The KSLN bid to bring VHF television to Salina—whose assigned channels were 18, 34, and 44—would have changed the educational assignment of channel 9 at Lincoln Center to channel 6 and substituted commercial channel 9 for channel 34 in Salina. The Lincoln Center assignment would necessitate a waiver of station spacing rules. In its arguments, Mid-America stated that the conversion rate of VHF sets to tune its channel 34 station was low, and that KSLN-TV had ceased operations twice for financial reasons. Mid-America's own studies found that the conversion rate in Salina was 20 to 30 percent; a 1966 American Research Bureau study commissioned by KSN pegged the figure at 36 percent inside the city and just 8 percent outside of it. It further argued that KSLN-TV could not compete with advertising dollars with the VHF stations in town, which included the network stations in Wichita as well as KCKT and ABC affiliate KHTL-TV of Superior, Nebraska, and that the KSN translator (K74CN) had contributed to channel 34's financial woes.

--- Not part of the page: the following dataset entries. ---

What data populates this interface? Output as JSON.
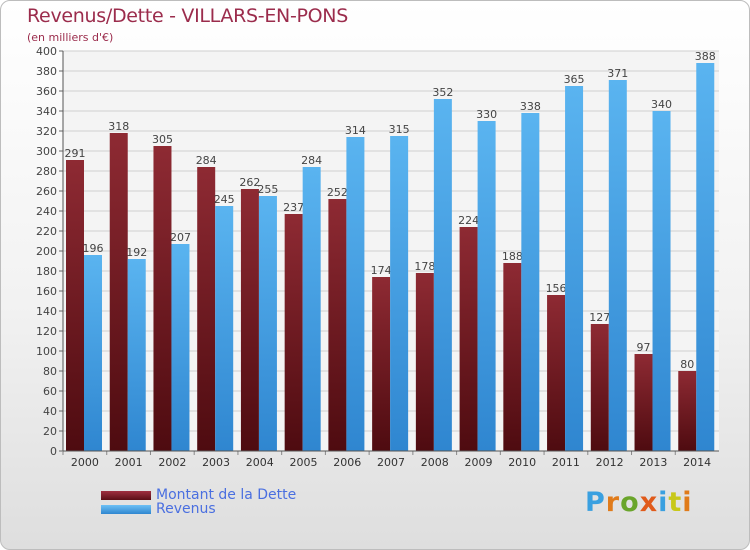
{
  "chart_data": {
    "type": "bar",
    "title": "Revenus/Dette - VILLARS-EN-PONS",
    "subtitle": "(en milliers d'€)",
    "categories": [
      "2000",
      "2001",
      "2002",
      "2003",
      "2004",
      "2005",
      "2006",
      "2007",
      "2008",
      "2009",
      "2010",
      "2011",
      "2012",
      "2013",
      "2014"
    ],
    "series": [
      {
        "name": "Montant de la Dette",
        "color": "#7a1f26",
        "values": [
          291,
          318,
          305,
          284,
          262,
          237,
          252,
          174,
          178,
          224,
          188,
          156,
          127,
          97,
          80
        ]
      },
      {
        "name": "Revenus",
        "color": "#4aa3e8",
        "values": [
          196,
          192,
          207,
          245,
          255,
          284,
          314,
          315,
          352,
          330,
          338,
          365,
          371,
          340,
          388
        ]
      }
    ],
    "ylim": [
      0,
      400
    ],
    "ytick_step": 20,
    "grid": true,
    "legend_position": "bottom-left"
  },
  "logo": {
    "text": "Proxiti"
  }
}
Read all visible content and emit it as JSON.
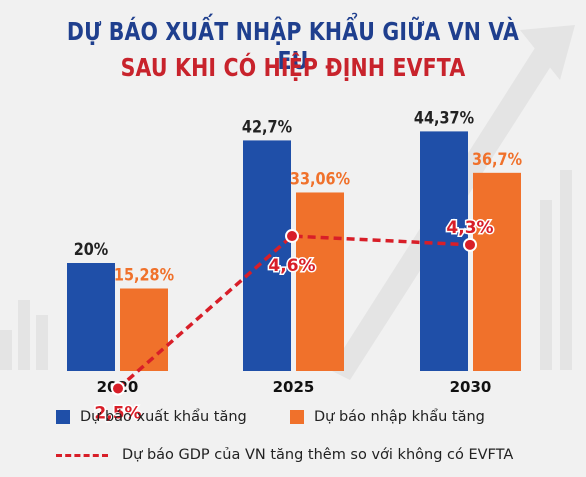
{
  "title_line1": "DỰ BÁO XUẤT NHẬP KHẨU GIỮA VN VÀ EU",
  "title_line2": "SAU KHI CÓ HIỆP ĐỊNH EVFTA",
  "colors": {
    "export": "#1f4fa8",
    "import": "#f0712b",
    "gdp": "#d81e28",
    "title1": "#1f3f8e",
    "title2": "#c8232c"
  },
  "chart_data": {
    "type": "bar",
    "categories": [
      "2020",
      "2025",
      "2030"
    ],
    "series": [
      {
        "name": "Dự báo xuất khẩu tăng",
        "values": [
          20,
          42.7,
          44.37
        ],
        "labels": [
          "20%",
          "42,7%",
          "44,37%"
        ]
      },
      {
        "name": "Dự báo nhập khẩu tăng",
        "values": [
          15.28,
          33.06,
          36.7
        ],
        "labels": [
          "15,28%",
          "33,06%",
          "36,7%"
        ]
      }
    ],
    "line_series": {
      "name": "Dự báo GDP của VN tăng thêm so với không có EVFTA",
      "values": [
        2.5,
        4.6,
        4.3
      ],
      "labels": [
        "2,5%",
        "4,6%",
        "4,3%"
      ],
      "style": "dashed"
    },
    "legend_position": "bottom",
    "grid": false
  },
  "legend": {
    "export_label": "Dự báo xuất khẩu tăng",
    "import_label": "Dự báo nhập khẩu tăng",
    "gdp_label": "Dự báo GDP của VN tăng thêm so với không có EVFTA"
  }
}
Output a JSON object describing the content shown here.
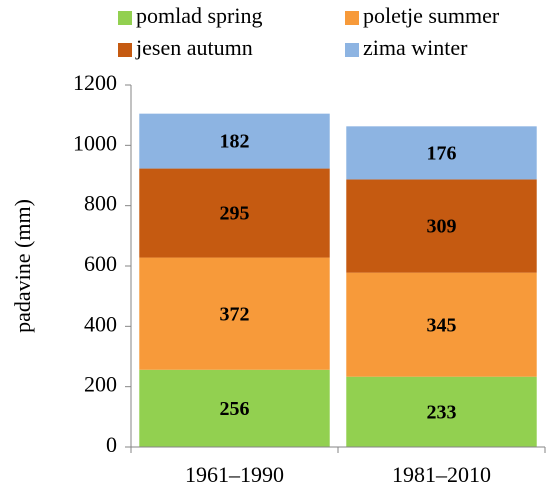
{
  "chart_data": {
    "type": "stacked-bar",
    "y_label": "padavine (mm)",
    "categories": [
      "1961–1990",
      "1981–2010"
    ],
    "series": [
      {
        "name": "pomlad spring",
        "color": "#92d050",
        "values": [
          256,
          233
        ]
      },
      {
        "name": "poletje summer",
        "color": "#f79a3a",
        "values": [
          372,
          345
        ]
      },
      {
        "name": "jesen autumn",
        "color": "#c55a11",
        "values": [
          295,
          309
        ]
      },
      {
        "name": "zima winter",
        "color": "#8db4e2",
        "values": [
          182,
          176
        ]
      }
    ],
    "ylim": [
      0,
      1200
    ],
    "yticks": [
      0,
      200,
      400,
      600,
      800,
      1000,
      1200
    ]
  }
}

However, Mid-America's filing presented station spacing challenges. It proposed that the channel 6 allocation be able to locate its transmitter with KSLN-TV in Salina. However, channel 6 there would be short spaced by 33 mi to KTVC at Ensign, Kansas. While local business groups in Salina supported the position, other broadcasters, including the channel 6 stations in Tulsa, Oklahoma, and Omaha, Nebraska, filed oppositions, as did KSN. The other broadcasters claimed that Mid-America had not done enough to promote UHF television in Salina, failing to do any promotion whatsoever, and that its minimal facilities made it a "glorified translator".

The FCC, in its decision on January 10, 1968, denied the petition from Mid-America, saying that Salina was still an area for potential development of UHF, that it had inadequate VHF service, that Mid-America would be better served trying to increase KSLN-TV's power, and that the changing of the educational assignment to channel 6 would create a "degraded and limiting" facility that could not provide appropriate service. Some of channel 34's equipment, still owned by the Salina cable system, was loaned to help the Kansas State University closed-circuit TV system resume operations after a fire gutted the Nichols Gym where the equipment was located.

==Later uses of channel 34 at Salina==
The channel 34 assignment would be occupied in 1971 by translator station K34AA, which relocated from channel 78 (as K78CV). The move marked the return of ABC programming to channel 34, as K34AA was a translator for KAKE-TV of Wichita. K34AA moved to channel 22 as K22CP in 1989 and remains a repeater for KAKE as KHDS-LD.

A construction permit for channel 34 was issued in 1984 for a station that would have been known as KHCT; this station, which never signed on, would have been an independent.